When my Dad came home from serving a full-time LDS mission (he and his family paid for that mission. Dad received no recompense for his service in the Southern United States. He did not just teach people the principles of his Christian faith. He put faith into action, serving others, many who did not share his religious convictions. World War II was raging. Dad did NOT agree with the concept of war. He was a true pacifist...not afraid to do his duty to God and country, but well aware of the absurdity of traveling to a foreign land for the purpose of shooting total strangers.
On his mission he taught Christian principles of love, faith, duty, and honor...these types of positive ideals. Now Papa was faced with the choice of waiting to be enlisted (Mandatory for men of his age and robust health) or he could sign up hoping to choose his type of service. He chose to sign up.

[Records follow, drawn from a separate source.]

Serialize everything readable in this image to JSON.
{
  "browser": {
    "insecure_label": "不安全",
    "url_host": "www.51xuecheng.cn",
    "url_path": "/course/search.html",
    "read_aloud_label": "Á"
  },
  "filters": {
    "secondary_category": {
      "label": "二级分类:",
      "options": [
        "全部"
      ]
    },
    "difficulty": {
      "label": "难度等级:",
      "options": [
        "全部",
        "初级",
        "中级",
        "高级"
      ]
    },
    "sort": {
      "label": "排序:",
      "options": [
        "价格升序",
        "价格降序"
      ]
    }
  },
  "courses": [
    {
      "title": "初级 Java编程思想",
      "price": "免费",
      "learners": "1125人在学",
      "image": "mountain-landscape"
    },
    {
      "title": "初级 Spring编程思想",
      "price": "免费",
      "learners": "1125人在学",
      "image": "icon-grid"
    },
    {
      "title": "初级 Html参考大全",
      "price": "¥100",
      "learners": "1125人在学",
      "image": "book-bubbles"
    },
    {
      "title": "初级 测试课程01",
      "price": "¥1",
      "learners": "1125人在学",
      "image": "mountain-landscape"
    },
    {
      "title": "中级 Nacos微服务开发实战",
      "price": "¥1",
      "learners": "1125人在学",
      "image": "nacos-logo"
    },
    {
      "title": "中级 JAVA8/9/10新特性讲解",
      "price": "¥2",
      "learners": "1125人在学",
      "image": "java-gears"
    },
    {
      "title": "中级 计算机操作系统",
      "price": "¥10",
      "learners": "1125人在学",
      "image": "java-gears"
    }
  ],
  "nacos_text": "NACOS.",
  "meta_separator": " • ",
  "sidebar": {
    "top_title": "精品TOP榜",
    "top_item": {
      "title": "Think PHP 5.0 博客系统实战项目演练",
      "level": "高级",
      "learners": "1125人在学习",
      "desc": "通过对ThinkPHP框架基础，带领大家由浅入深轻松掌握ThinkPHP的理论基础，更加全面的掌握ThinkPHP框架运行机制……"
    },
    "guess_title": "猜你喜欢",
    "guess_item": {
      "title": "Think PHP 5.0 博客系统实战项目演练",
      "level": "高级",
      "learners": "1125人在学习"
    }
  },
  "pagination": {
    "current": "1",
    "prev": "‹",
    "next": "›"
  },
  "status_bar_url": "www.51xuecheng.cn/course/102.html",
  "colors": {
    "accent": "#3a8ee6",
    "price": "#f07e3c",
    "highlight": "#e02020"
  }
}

Originally he was assigned to the "Flying coffins." Those were the glider planes. They were called that for a very significant reason. The casualty rate of soldiers involved in glider service was abysmal. Papa had a lovely fiance waiting at home for him. He planned to return home to her alive!
He was a paratrooper (jumped out of planes), and an infantryman. Not really the type of service to guarantee a homeward track but better than gliders! He wrote home to his beloved parents after his first day of war. He said, "Well I've now been involved in conflict. It's terrible. I lived. Now I'm going to change the subject."
Duty, and honor were not some vague abstract ideas to my Father. A pacifist in the trenches, Papa let duty guide his choices. He didn't speak to me much of that period of his life. He was very protective of the women (mother, sisters, daughters, wife) in his life. He did not want them scarred with the images that tortured him for the rest of his life.
One story that he shared I loved. There was a break in the battle action. He decided to go for a short stroll. (The Phillipine countryside was lovely. Except for the wounds of war.)
As he began to walk across a bridge a young man about his age started up the bridge from the other side. They caught sight of each other at the same time. Papa and the Japanese man were supposed to be enemies. They locked eyes, each wary of the other. Papa said it was like both of them felt like it would be ridiculous for them, two strangers to hurt each other...they both ran down the way they came.
Some might see that action as cowardice. I see it as the brightest of courage. Papa used to pray that he would never see anyone that he had wounded or killed. It takes great courage to see a man who is supposed to be your enemy, and then let him live.
Papa told of one member of his platoon that delighted in the killing and bloodshed. He took pictures of all his "kills," as he ascribed them. He proudly showed the photos to all and any. Papa tried not to look at them. One small glance was enough. The soldier had pictures of women and children that he had killed proudly. They might have been "Jap Sympathizer's" was his reasoning.
What a contrast in approaches to war. One man delighted in the blood and killing. The other man was only there because of his deepest respect of duty and honor. The Japanese bombed Pearl Harbor which was a part of Dad's country. He was there in the Phillipine's to keep war from reaching his home shores. To my Papa there were clear reasons for war. To protect home, country, and to fight to protect his right for religious freedom. Those were the reasons and the ONLY reasons to fight in a war.
Papa was very proud of his patriotic service. He didn't vocalize much about that pride, or the honor and duty that took him to that war. Yet when the 4th of July parade marched past he would get a tear or two in his eyes as the flag went past. Proudly he would put his hand over his heart.